読みやすいが考証は本格的―『女装と日本人』
ジェンダー、特に女装やMtFトランス・ジェンダー関連の本を数珠つなぎで読んでいる。
今回は、『ありのままの私』(安冨歩、ぴあ)で取り上げられていた『女装と日本人』。私はKindle版を買った。
「本作品は、二〇〇八年九月、小社より講談社現代新書として刊行されたものを電子書籍化したものです」とあるから、もう10年ほど前だ。近所の本屋でこの本を見かけたときは衝撃的だった。
女装界では超有名人の三橋順子さん*1が女装について真っ正面から書いた本が講談社現代新書に入っている!!!
その10年前には考えられなかったことだ。
ということで、ずっと気になっていた本なのだが、なぜか手を取らずに来た。
理由はよく分からない。
私は三橋さんがきちっと歴史研究の訓練を積んだ学者だということを知らなかったので、いい加減なことが書いてある本だと思ったのかもしれない。
『ありのままの私』でれっきとした学者である安冨先生が、日本史の泰斗である網野善彦先生と並べて紹介していたので、これは遅ればせながら読まないといけないと思ったのが正直なところだ。
三橋さんがこの本を書いた動機が「はじめに」に書いてある。
たしか一九九八年頃だったと思います。どういう話の流れだったか忘れましたが、先輩ホステスの中山麻衣子さんに、こんなことを言われました。
「誰かが私たちとこの世界(女装者と女装の世界)のことをちゃんと記録して残さなかったら、私たちはいなかったことになっちゃう。それができるのは、歴史学をきちんと勉強した順ちゃん、あなたしかいないのよ」
こういう経緯で生まれた本なので、とても真面目。考証もしっかりしている。事実と推定を、学者らしくきっちり区別して書いている。
それでいて、文章はとても分かりやすい。読みやすい工夫も凝らされている。少しでも多くの人に読んでほしいという気持ちからだろう。
日本という国が諸外国と比較してなぜ女装に寛容なのか、だがそうは言いながらも、つい最近までは女装趣味がバレると社会的地位を失うような状況だったのかが、この本を1冊読めばよく分かる。
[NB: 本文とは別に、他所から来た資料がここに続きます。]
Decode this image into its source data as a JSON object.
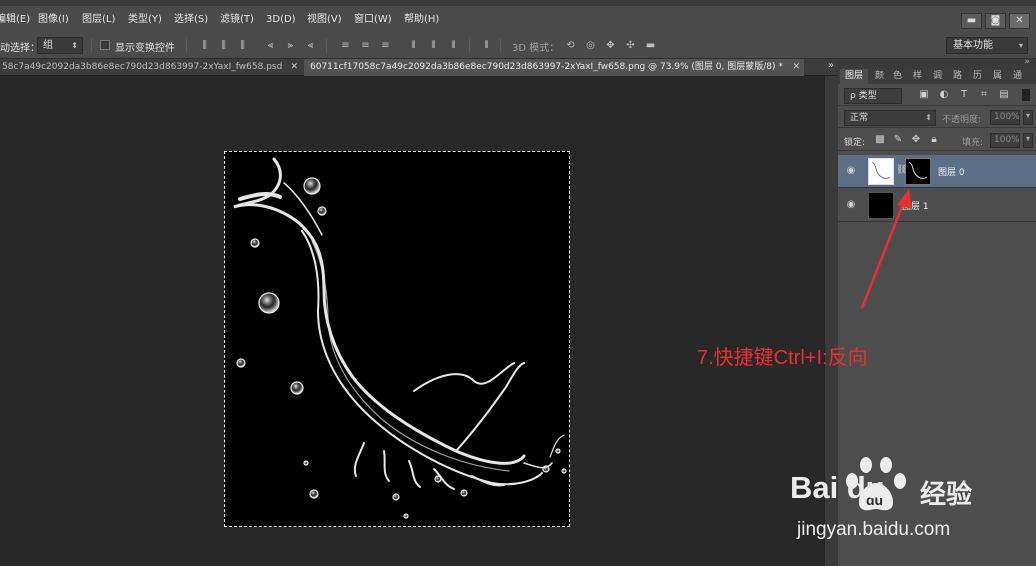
{
  "menubar": {
    "items": [
      "编辑(E)",
      "图像(I)",
      "图层(L)",
      "类型(Y)",
      "选择(S)",
      "滤镜(T)",
      "3D(D)",
      "视图(V)",
      "窗口(W)",
      "帮助(H)"
    ],
    "win_buttons": [
      "▬",
      "◙",
      "✕"
    ]
  },
  "options": {
    "auto_select_label": "动选择：",
    "auto_select_value": "组",
    "show_transform_label": "显示变换控件",
    "mode_3d_label": "3D 模式：",
    "workspace": "基本功能"
  },
  "tabs": [
    {
      "label": "58c7a49c2092da3b86e8ec790d23d863997-2xYaxI_fw658.psd",
      "close": "✕"
    },
    {
      "label": "60711cf17058c7a49c2092da3b86e8ec790d23d863997-2xYaxI_fw658.png @ 73.9% (图层 0, 图层蒙版/8) *",
      "close": "✕"
    }
  ],
  "tab_overflow": "»",
  "panel": {
    "tabs": [
      "图层",
      "颜",
      "色",
      "样",
      "调",
      "路",
      "历",
      "属",
      "通"
    ],
    "filter_kind": "ρ 类型",
    "blend_mode": "正常",
    "opacity_label": "不透明度:",
    "opacity_value": "100%",
    "lock_label": "锁定:",
    "fill_label": "填充:",
    "fill_value": "100%",
    "layers": [
      {
        "name": "图层 0",
        "selected": true,
        "has_mask": true
      },
      {
        "name": "图层 1",
        "selected": false,
        "has_mask": false
      }
    ]
  },
  "annotation": {
    "text": "7.快捷键Ctrl+I:反向",
    "color": "#e8312f"
  },
  "watermark": {
    "brand": "Bai du",
    "cn": "经验",
    "url": "jingyan.baidu.com"
  },
  "icons": [
    "eye-icon",
    "chain-icon",
    "paw-icon",
    "close-icon",
    "lock-icon",
    "search-icon"
  ]
}
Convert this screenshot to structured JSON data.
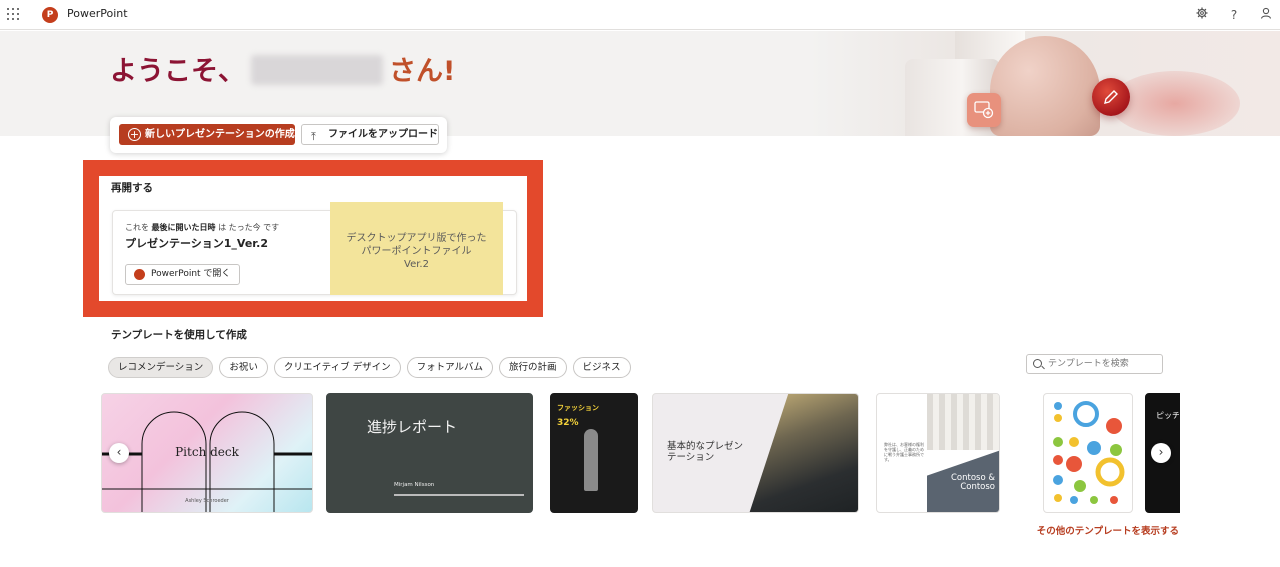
{
  "topbar": {
    "app_name": "PowerPoint",
    "logo_letter": "P",
    "icons": [
      "apps-launcher-icon",
      "gear-icon",
      "help-icon",
      "account-icon"
    ],
    "help_glyph": "?"
  },
  "hero": {
    "welcome_prefix": "ようこそ、",
    "welcome_suffix": "さん!",
    "actions": {
      "new_label": "新しいプレゼンテーションの作成",
      "upload_label": "ファイルをアップロード"
    }
  },
  "resume": {
    "title": "再開する",
    "item": {
      "meta_prefix": "これを",
      "meta_bold": "最後に開いた日時",
      "meta_suffix": "は たった今 です",
      "name": "プレゼンテーション1_Ver.2",
      "open_label": "PowerPoint で開く",
      "thumb_line1": "デスクトップアプリ版で作った",
      "thumb_line2": "パワーポイントファイル",
      "thumb_line3": "Ver.2"
    }
  },
  "templates": {
    "title": "テンプレートを使用して作成",
    "filters": [
      "レコメンデーション",
      "お祝い",
      "クリエイティブ デザイン",
      "フォトアルバム",
      "旅行の計画",
      "ビジネス"
    ],
    "active_filter": "レコメンデーション",
    "search_placeholder": "テンプレートを検索",
    "tiles": {
      "pitch_title": "Pitch deck",
      "pitch_sub": "Ashley Schroeder",
      "progress_title": "進捗レポート",
      "progress_sub": "Mirjam Nilsson",
      "fashion_title": "ファッション",
      "fashion_pct": "32%",
      "basic_title_line1": "基本的なプレゼン",
      "basic_title_line2": "テーション",
      "contoso_line1": "Contoso &",
      "contoso_line2": "Contoso",
      "contoso_text": "弊社は、お客様の権利を守護し、正義のために戦う弁護士事務所です。",
      "pitch2_title": "ピッチ デ"
    },
    "nav_prev": "‹",
    "nav_next": "›",
    "more_link": "その他のテンプレートを表示する"
  },
  "colors": {
    "brand": "#b73d20",
    "welcome": "#8c1434",
    "highlight": "#e3492c",
    "thumb_yellow": "#f3e49b"
  }
}
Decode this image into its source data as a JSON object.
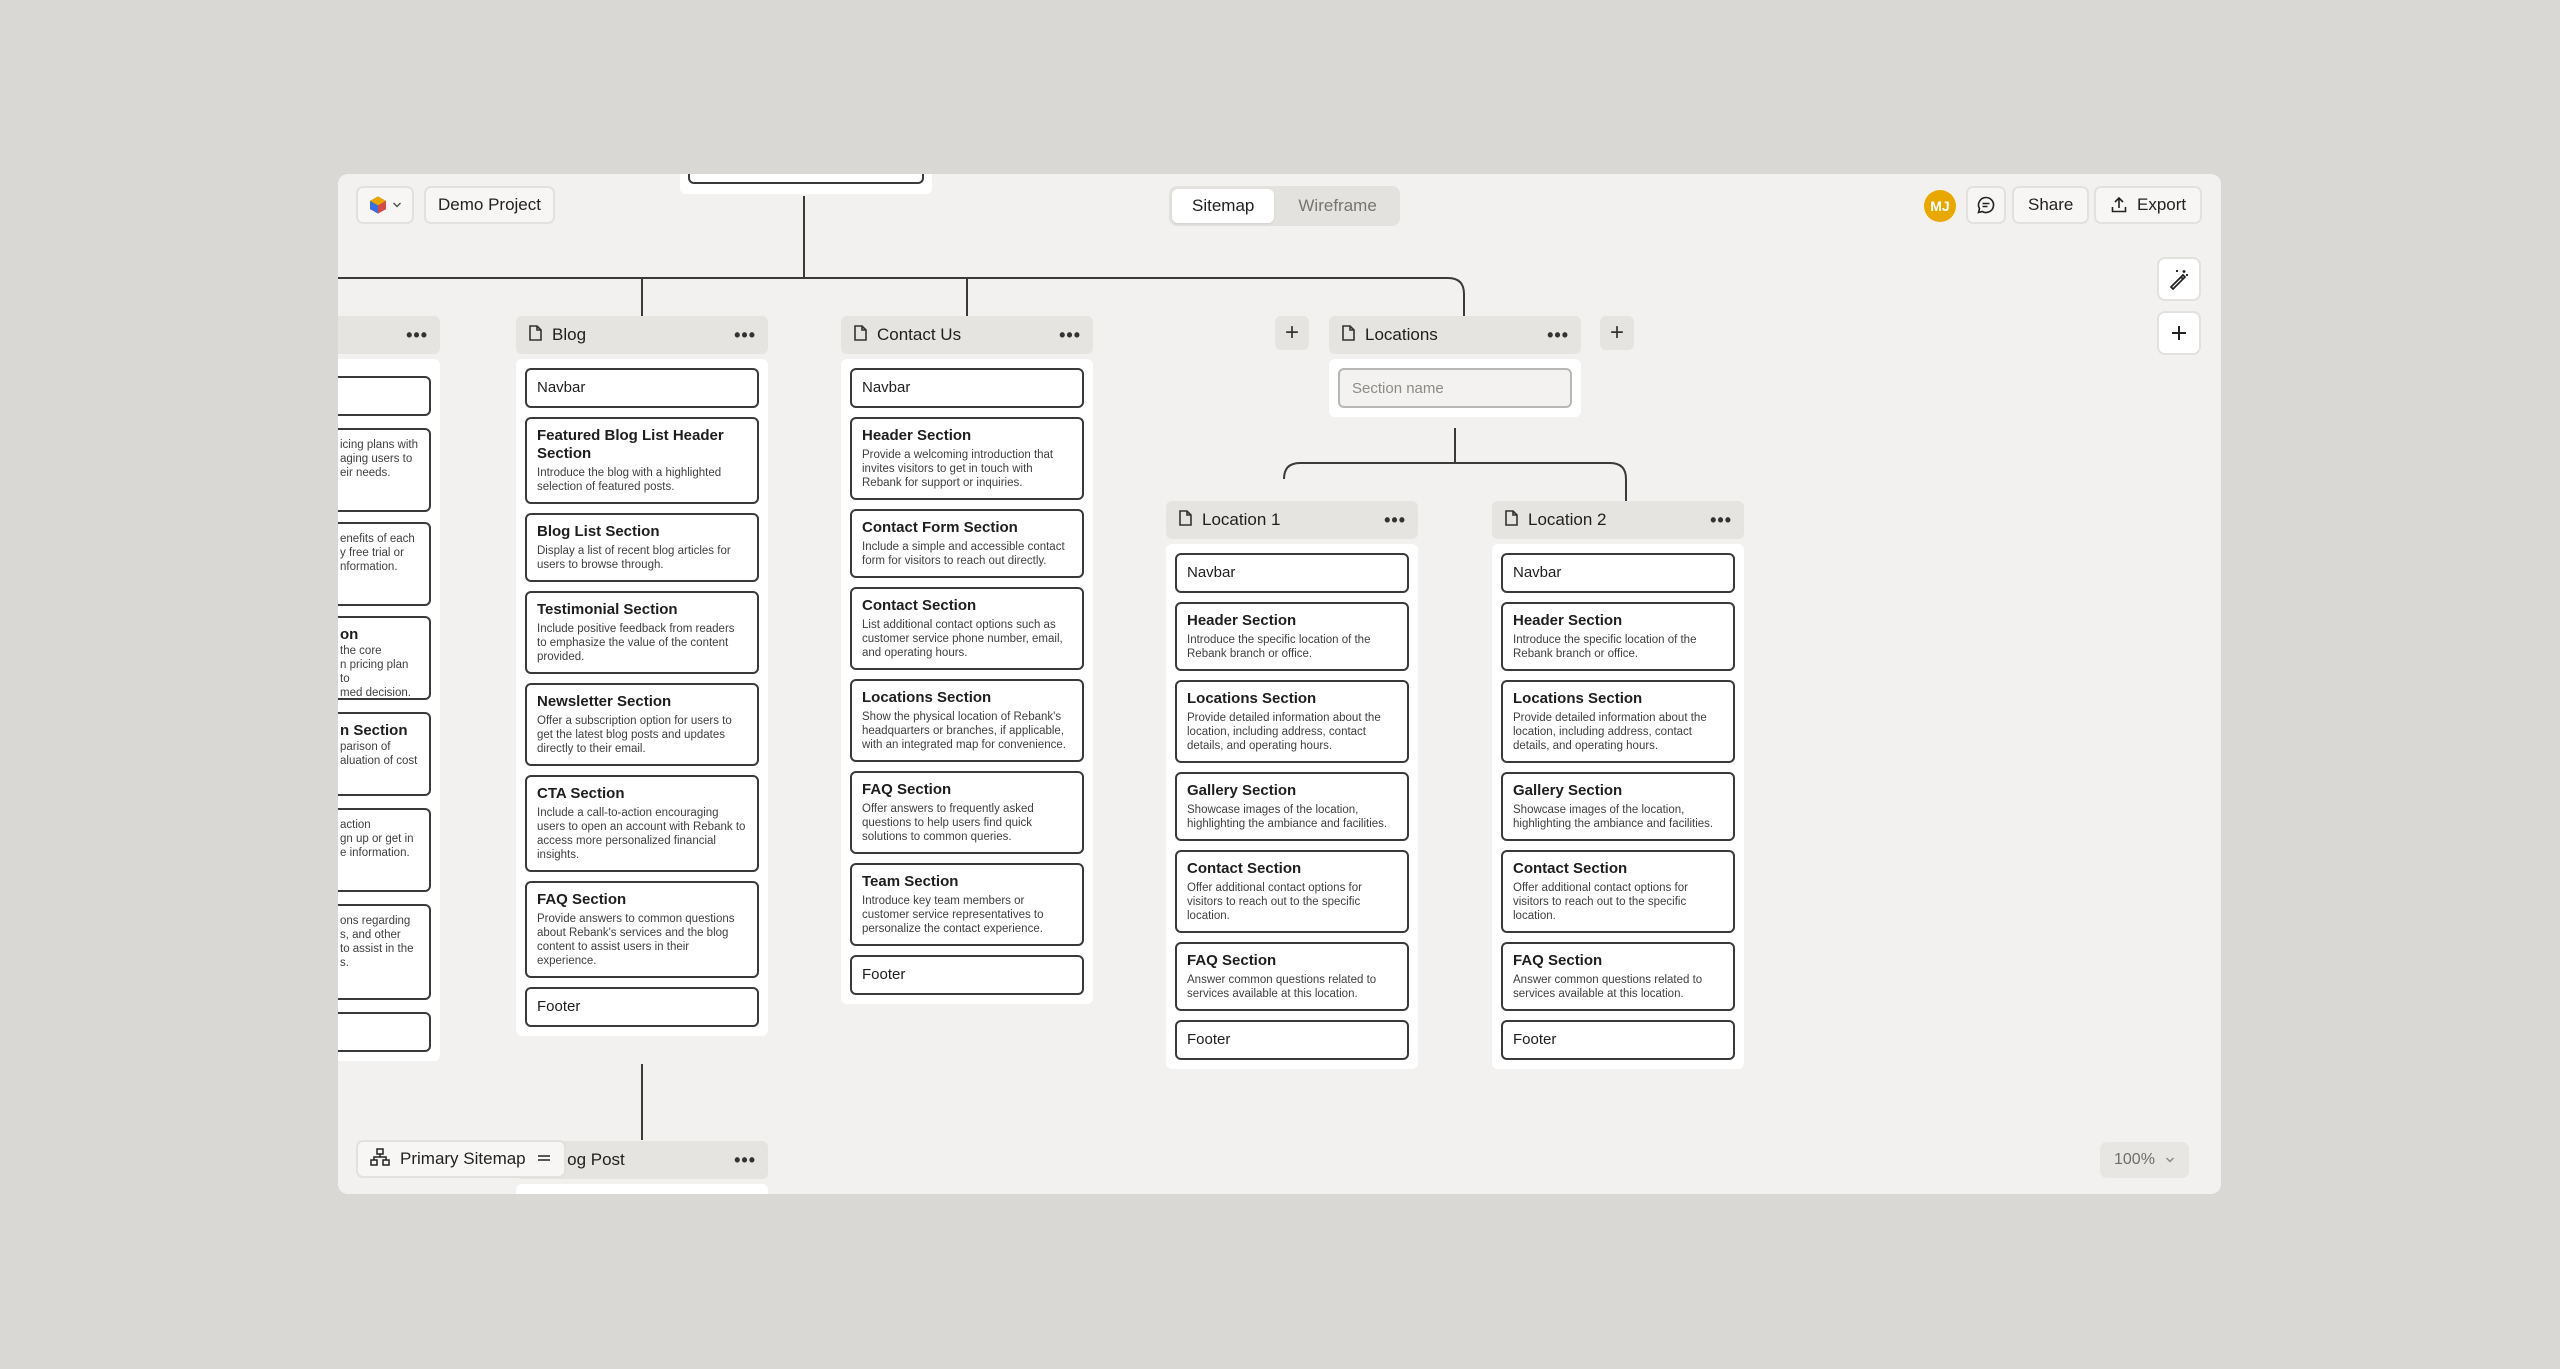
{
  "toolbar": {
    "project_name": "Demo Project",
    "tabs": [
      {
        "label": "Sitemap",
        "active": true
      },
      {
        "label": "Wireframe",
        "active": false
      }
    ],
    "avatar_initials": "MJ",
    "share_label": "Share",
    "export_label": "Export"
  },
  "colors": {
    "canvas_bg": "#f2f1ef",
    "page_bg": "#d9d8d4",
    "avatar": "#e8a800",
    "node_header": "#e5e4e1",
    "section_border": "#3a3a3a"
  },
  "sitemap_label": "Primary Sitemap",
  "zoom_label": "100%",
  "left_partial": {
    "fragments": [
      {
        "text": ""
      },
      {
        "text": "icing plans with\naging users to\neir needs."
      },
      {
        "text": "enefits of each\ny free trial or\nnformation."
      },
      {
        "name": "on",
        "text": "the core\nn pricing plan to\nmed decision."
      },
      {
        "name": "n Section",
        "text": "parison of\naluation of cost"
      },
      {
        "text": "action\ngn up or get in\ne information."
      },
      {
        "text": "ons regarding\ns, and other\nto assist in the\ns."
      },
      {
        "text": ""
      }
    ]
  },
  "pages": {
    "blog": {
      "title": "Blog",
      "sections": [
        {
          "name": "Navbar"
        },
        {
          "name": "Featured Blog List Header Section",
          "desc": "Introduce the blog with a highlighted selection of featured posts."
        },
        {
          "name": "Blog List Section",
          "desc": "Display a list of recent blog articles for users to browse through."
        },
        {
          "name": "Testimonial Section",
          "desc": "Include positive feedback from readers to emphasize the value of the content provided."
        },
        {
          "name": "Newsletter Section",
          "desc": "Offer a subscription option for users to get the latest blog posts and updates directly to their email."
        },
        {
          "name": "CTA Section",
          "desc": "Include a call-to-action encouraging users to open an account with Rebank to access more personalized financial insights."
        },
        {
          "name": "FAQ Section",
          "desc": "Provide answers to common questions about Rebank's services and the blog content to assist users in their experience."
        },
        {
          "name": "Footer"
        }
      ]
    },
    "contact": {
      "title": "Contact Us",
      "sections": [
        {
          "name": "Navbar"
        },
        {
          "name": "Header Section",
          "desc": "Provide a welcoming introduction that invites visitors to get in touch with Rebank for support or inquiries."
        },
        {
          "name": "Contact Form Section",
          "desc": "Include a simple and accessible contact form for visitors to reach out directly."
        },
        {
          "name": "Contact Section",
          "desc": "List additional contact options such as customer service phone number, email, and operating hours."
        },
        {
          "name": "Locations Section",
          "desc": "Show the physical location of Rebank's headquarters or branches, if applicable, with an integrated map for convenience."
        },
        {
          "name": "FAQ Section",
          "desc": "Offer answers to frequently asked questions to help users find quick solutions to common queries."
        },
        {
          "name": "Team Section",
          "desc": "Introduce key team members or customer service representatives to personalize the contact experience."
        },
        {
          "name": "Footer"
        }
      ]
    },
    "locations": {
      "title": "Locations",
      "section_placeholder": "Section name"
    },
    "location1": {
      "title": "Location 1",
      "sections": [
        {
          "name": "Navbar"
        },
        {
          "name": "Header Section",
          "desc": "Introduce the specific location of the Rebank branch or office."
        },
        {
          "name": "Locations Section",
          "desc": "Provide detailed information about the location, including address, contact details, and operating hours."
        },
        {
          "name": "Gallery Section",
          "desc": "Showcase images of the location, highlighting the ambiance and facilities."
        },
        {
          "name": "Contact Section",
          "desc": "Offer additional contact options for visitors to reach out to the specific location."
        },
        {
          "name": "FAQ Section",
          "desc": "Answer common questions related to services available at this location."
        },
        {
          "name": "Footer"
        }
      ]
    },
    "location2": {
      "title": "Location 2",
      "sections": [
        {
          "name": "Navbar"
        },
        {
          "name": "Header Section",
          "desc": "Introduce the specific location of the Rebank branch or office."
        },
        {
          "name": "Locations Section",
          "desc": "Provide detailed information about the location, including address, contact details, and operating hours."
        },
        {
          "name": "Gallery Section",
          "desc": "Showcase images of the location, highlighting the ambiance and facilities."
        },
        {
          "name": "Contact Section",
          "desc": "Offer additional contact options for visitors to reach out to the specific location."
        },
        {
          "name": "FAQ Section",
          "desc": "Answer common questions related to services available at this location."
        },
        {
          "name": "Footer"
        }
      ]
    },
    "blog_post": {
      "title": "Blog Post"
    }
  }
}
特に明治維新から2008年までの近現代史が圧巻だった。資料収集が大変だっただろうと思う。
2008年からの10年で、さらに激しく動いている。
オネエブーム以降、女装やゲイのタレントがテレビで相変わらずの人気だ。
安岡先生のようなフル女装の大学教授が現れ、テレビに出るようになった。
「男の娘」は市民権を得、女装で大学に通う男子学生が筑波大や東大には普通にいると聞く。
自分ごとになるが、私みたいな年配でカラダがでかい女装者が、平気で電車に乗れている。
私が見る限り、街を普通に歩いている女装者は多い。若い男の子だと区別がつかない。手足を見ると、さすがにやや大きいかなと思うが、普通の女の子よりむしろかわいい子が多いように思う。
女装を巡る環境は格段に変わった。なので、2008年発売の同書には古いところも目立つ。
だが女装、というよりもジェンダー・マイノリティーへの理解が進んだとはとても言えない。同書に書いてあることもいまだに理解されていない。
ジェンダー・マイノリティーやセクシャル・マイノリティーについて勉強したいという方には、MtFトランス・ジェンダーの世界の話に限定されるけれど、かっこうな入門書の1つだと思う。